Of the congresswomen listed above, both Omar and Tlaib have had brushes with anti-Semitism before. Omar’s anti-Semitism went so far that the House felt the need to vote on a resolution condemning anti-Semitism and racism by representatives not once, but twice. The posts referenced above by these representatives are irresponsible and encourage people to commit acts of hatred and anti-Semitism. This is not a new tactic for these congresswomen. Representative Ocasio-Cortez acted similarly last year in the wake of riots breaking out in cities across the country when she posted a video to social media wherein she assured her followers the unrest would continue until progressive policies were enacted.

From the outset of the 11-day fighting between Israel and Hamas, many rushed to cast judgment on Israel, saying the state practiced “apartheid” and claiming that Israel was trying to commit “ethnic cleansing” against the Palestinians. The latter claim is particularly jarring as it draws a likeness between Nazi Germany and modern-day Jews. This is not merely in poor taste; it’s hateful, devoid of any class whatsoever, and an utterly unnuanced view of the Israeli-Palestinian conflict. Unfortunately, the misleading (and outright anti-Semitic) claims that surrounded this conflict from the beginning framed many Americans’ perspectives on the situation and arguably incited—or at the least, emboldened—people to commit the acts of anti-Semitism.

Rather than taking the lead from elected officials and media sources with a track record of anti-Semitism and encouraging violence, all citizens, especially Christians, ought to ensure that they are well-informed and educated on matters like these so as to provide wise and gracious insight to others.
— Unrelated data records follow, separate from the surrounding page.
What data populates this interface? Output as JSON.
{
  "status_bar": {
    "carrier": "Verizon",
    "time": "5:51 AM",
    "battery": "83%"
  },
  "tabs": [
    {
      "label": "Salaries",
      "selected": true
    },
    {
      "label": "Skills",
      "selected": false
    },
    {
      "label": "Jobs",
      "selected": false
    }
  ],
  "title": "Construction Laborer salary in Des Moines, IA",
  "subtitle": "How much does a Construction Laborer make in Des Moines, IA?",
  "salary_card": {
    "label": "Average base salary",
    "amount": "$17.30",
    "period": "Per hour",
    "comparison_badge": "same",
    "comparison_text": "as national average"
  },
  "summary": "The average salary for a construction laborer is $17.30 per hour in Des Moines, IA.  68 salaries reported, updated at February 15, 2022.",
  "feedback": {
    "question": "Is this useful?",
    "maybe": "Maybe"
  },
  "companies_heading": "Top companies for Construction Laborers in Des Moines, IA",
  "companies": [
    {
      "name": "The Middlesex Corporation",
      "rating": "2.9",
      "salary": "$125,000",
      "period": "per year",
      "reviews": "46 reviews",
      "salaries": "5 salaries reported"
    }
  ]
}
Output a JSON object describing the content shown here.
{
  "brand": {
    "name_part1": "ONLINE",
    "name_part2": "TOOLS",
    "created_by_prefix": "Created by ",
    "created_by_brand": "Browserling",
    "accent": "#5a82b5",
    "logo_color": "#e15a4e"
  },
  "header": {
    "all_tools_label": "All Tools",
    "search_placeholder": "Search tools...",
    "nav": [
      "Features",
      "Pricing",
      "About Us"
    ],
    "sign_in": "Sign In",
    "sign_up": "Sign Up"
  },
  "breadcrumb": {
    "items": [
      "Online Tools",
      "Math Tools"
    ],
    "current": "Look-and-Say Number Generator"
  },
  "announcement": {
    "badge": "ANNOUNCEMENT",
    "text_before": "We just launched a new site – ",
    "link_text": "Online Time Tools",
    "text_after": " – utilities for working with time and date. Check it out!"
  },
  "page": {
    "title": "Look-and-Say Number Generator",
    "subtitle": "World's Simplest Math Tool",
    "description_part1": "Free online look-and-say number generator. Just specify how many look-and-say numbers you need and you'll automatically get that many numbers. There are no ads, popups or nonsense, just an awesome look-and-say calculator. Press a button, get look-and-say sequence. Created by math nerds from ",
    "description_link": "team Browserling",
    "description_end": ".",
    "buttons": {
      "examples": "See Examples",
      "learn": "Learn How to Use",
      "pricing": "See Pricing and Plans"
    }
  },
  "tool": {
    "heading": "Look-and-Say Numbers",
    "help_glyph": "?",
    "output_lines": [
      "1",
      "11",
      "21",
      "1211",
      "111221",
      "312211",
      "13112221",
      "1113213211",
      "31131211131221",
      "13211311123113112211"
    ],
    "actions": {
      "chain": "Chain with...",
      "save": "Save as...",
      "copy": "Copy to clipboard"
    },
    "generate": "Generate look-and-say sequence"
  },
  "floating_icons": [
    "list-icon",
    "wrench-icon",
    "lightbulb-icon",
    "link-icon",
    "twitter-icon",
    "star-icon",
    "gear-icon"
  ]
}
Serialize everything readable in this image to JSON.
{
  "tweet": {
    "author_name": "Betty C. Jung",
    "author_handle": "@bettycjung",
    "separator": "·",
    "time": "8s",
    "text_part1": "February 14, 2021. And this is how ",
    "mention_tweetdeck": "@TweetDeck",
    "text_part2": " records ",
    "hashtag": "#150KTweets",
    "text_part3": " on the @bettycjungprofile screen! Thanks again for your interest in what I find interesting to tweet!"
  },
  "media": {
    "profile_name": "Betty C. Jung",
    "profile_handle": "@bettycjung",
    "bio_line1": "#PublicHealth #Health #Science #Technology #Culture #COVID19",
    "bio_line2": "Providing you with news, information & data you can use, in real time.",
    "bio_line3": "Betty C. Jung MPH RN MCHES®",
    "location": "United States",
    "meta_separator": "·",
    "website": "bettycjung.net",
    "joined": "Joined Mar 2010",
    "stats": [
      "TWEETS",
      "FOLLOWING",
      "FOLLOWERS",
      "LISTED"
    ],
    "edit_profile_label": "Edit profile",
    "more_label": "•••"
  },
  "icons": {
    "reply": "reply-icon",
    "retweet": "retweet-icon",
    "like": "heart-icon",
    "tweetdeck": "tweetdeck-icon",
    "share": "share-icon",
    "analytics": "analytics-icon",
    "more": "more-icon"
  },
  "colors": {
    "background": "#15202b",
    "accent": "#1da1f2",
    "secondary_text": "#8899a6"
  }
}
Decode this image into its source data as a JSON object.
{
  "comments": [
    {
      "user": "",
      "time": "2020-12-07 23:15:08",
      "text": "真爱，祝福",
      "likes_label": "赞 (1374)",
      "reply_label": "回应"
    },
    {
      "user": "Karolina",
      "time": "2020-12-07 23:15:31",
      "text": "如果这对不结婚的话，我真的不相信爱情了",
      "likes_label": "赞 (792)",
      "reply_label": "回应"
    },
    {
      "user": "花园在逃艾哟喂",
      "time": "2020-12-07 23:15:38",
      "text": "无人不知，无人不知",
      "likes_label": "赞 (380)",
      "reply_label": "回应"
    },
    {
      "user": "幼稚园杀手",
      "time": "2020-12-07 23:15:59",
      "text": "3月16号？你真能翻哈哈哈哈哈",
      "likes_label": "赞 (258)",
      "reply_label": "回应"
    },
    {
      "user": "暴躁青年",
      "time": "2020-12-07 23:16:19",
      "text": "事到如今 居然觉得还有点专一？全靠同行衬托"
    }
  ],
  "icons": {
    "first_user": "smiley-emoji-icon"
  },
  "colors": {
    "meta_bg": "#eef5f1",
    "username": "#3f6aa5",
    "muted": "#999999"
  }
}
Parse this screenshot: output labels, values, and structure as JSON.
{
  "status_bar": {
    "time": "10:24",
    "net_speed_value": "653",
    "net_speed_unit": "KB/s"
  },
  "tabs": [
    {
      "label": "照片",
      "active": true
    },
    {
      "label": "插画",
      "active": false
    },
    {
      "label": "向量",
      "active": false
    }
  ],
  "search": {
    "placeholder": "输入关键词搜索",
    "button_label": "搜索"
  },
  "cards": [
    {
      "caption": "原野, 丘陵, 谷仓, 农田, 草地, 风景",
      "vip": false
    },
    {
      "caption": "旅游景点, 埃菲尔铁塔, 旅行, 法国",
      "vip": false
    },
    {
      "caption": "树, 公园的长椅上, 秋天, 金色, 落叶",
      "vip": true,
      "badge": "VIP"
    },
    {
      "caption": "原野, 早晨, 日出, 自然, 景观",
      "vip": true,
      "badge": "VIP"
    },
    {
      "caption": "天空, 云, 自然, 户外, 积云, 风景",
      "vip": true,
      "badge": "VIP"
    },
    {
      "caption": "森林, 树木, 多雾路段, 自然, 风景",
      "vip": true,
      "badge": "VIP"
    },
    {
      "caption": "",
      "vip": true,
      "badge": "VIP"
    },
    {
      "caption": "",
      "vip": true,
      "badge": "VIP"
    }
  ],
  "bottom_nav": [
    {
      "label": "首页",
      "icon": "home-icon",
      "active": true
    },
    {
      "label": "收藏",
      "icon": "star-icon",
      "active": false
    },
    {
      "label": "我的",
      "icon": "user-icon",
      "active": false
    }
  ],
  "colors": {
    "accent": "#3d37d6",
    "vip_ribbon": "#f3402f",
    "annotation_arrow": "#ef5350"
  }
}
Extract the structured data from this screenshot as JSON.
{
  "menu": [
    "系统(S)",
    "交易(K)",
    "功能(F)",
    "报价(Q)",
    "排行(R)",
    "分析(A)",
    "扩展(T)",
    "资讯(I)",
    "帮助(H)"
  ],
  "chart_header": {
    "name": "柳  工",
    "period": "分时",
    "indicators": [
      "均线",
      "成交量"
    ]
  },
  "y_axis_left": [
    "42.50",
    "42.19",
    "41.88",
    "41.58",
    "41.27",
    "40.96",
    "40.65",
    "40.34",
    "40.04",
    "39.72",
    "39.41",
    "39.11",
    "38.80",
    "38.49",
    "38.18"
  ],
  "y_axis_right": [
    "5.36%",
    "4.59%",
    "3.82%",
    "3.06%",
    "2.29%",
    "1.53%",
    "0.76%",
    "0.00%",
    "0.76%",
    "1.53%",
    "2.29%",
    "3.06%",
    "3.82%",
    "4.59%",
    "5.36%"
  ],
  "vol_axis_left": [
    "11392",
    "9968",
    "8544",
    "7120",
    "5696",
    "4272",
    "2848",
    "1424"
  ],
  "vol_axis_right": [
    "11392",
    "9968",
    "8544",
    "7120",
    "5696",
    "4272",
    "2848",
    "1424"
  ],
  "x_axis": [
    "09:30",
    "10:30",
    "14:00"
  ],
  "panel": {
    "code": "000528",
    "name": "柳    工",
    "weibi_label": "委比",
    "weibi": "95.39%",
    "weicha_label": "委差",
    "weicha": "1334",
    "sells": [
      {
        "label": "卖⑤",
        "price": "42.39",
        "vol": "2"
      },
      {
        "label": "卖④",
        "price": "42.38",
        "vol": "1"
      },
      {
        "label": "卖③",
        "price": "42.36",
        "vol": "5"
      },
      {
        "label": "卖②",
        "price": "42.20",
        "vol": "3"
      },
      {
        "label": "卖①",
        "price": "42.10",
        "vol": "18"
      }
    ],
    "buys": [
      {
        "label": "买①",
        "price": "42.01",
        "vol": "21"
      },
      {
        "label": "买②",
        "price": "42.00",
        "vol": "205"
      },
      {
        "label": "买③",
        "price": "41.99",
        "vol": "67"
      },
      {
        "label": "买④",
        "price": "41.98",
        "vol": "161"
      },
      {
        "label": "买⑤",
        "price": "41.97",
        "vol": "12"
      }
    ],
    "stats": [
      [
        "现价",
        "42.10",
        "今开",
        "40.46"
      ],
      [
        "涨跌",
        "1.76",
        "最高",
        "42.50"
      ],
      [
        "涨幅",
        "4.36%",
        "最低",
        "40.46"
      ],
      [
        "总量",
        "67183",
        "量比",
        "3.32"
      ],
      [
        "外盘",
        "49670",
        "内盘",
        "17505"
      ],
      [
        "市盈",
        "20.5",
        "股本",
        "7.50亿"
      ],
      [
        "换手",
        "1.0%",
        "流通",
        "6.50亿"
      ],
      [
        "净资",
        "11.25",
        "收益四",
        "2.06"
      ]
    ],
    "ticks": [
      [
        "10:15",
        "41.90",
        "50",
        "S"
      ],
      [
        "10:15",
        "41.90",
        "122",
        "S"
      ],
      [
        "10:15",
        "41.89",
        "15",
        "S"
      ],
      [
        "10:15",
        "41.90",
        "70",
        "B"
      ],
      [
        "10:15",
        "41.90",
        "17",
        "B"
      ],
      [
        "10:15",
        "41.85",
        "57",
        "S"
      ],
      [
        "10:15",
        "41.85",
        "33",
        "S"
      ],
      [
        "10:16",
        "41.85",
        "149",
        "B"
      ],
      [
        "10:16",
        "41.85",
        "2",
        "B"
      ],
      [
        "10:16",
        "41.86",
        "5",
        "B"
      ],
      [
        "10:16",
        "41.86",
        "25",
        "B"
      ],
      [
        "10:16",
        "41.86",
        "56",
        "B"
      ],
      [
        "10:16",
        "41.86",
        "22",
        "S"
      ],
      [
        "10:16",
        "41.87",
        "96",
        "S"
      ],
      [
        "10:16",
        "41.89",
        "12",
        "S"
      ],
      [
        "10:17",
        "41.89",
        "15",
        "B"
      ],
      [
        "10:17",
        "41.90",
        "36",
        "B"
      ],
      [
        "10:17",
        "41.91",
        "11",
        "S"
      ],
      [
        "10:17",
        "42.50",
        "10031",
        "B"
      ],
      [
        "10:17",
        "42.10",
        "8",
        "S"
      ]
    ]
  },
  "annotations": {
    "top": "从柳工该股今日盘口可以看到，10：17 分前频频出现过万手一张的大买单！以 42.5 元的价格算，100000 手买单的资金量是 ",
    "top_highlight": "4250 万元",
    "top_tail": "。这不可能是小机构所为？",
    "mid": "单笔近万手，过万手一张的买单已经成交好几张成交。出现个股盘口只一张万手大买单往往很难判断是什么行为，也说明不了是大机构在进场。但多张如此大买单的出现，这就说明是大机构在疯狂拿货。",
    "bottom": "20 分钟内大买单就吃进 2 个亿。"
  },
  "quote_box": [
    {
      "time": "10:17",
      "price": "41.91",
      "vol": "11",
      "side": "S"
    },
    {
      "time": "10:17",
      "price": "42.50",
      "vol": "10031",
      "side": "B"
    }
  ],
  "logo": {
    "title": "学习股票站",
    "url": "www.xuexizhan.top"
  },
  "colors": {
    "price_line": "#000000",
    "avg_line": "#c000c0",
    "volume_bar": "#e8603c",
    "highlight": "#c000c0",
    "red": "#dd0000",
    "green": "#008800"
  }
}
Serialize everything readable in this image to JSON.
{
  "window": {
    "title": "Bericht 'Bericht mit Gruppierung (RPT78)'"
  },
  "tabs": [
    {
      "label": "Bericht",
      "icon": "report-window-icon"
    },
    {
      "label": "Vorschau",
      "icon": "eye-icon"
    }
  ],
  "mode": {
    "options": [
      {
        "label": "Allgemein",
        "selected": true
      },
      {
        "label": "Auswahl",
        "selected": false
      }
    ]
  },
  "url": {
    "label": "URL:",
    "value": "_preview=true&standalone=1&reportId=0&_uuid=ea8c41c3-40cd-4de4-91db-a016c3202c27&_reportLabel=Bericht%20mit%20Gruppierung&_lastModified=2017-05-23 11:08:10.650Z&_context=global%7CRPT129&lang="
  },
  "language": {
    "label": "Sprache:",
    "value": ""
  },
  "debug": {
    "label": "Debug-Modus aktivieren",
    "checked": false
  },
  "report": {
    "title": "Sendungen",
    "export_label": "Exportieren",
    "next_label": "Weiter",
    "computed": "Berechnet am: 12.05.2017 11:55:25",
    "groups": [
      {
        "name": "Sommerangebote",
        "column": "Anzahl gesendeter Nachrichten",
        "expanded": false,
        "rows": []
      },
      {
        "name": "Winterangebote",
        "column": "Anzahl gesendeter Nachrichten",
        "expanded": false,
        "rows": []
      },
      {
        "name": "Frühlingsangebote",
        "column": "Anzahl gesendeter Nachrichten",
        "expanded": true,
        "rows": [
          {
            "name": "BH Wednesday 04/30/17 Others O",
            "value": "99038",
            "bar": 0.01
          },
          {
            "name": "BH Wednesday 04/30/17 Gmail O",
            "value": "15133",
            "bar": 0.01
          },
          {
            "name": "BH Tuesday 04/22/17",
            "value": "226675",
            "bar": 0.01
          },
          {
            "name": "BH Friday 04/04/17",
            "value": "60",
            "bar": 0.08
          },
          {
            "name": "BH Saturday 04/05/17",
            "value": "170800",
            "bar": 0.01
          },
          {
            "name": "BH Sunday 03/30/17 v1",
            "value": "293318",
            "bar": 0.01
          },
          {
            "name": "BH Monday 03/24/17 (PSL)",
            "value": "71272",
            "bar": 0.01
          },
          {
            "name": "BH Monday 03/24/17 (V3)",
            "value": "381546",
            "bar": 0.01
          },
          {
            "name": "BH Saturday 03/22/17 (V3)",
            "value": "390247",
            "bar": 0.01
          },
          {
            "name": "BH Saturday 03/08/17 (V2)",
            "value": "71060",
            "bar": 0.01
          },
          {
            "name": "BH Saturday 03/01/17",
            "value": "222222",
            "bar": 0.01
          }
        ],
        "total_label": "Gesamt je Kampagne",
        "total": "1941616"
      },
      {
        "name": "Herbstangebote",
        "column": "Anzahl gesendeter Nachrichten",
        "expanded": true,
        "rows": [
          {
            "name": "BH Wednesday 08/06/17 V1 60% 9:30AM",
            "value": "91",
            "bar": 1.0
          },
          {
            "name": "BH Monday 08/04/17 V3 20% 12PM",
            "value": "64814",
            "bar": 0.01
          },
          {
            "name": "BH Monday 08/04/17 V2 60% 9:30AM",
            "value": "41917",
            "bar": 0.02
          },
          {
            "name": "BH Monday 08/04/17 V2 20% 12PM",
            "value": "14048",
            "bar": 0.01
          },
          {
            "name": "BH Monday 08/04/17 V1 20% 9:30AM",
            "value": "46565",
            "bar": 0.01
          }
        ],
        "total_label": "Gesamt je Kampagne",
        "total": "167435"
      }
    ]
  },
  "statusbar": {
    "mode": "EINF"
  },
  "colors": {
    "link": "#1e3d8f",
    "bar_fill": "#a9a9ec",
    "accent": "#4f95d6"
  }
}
A few exceptional resources for understanding the Israeli-Palestinian conflict, the culture, and the history of the region include Hope in the Holy Land (a feature-length film that shows both Jewish and Palestinian perspectives of the conflict) and Times of Israel (an online newspaper based in Jerusalem that reports the latest developments in Israel). Providence also has several resources, including by Marc LiVecche, Robert Nicholson, and Paul Miller.

Being better educated on these issues ensures that we see both Jews and Palestinians as what they are—human beings with dignity. That’s precisely how Christians and non-Christians should treat both groups. Get to know these issues, get to know these people, and help end injustice and unrest in the region by cultivating relationships with the people involved, not by trying to tear them down or destroy them, either in America or the Middle East.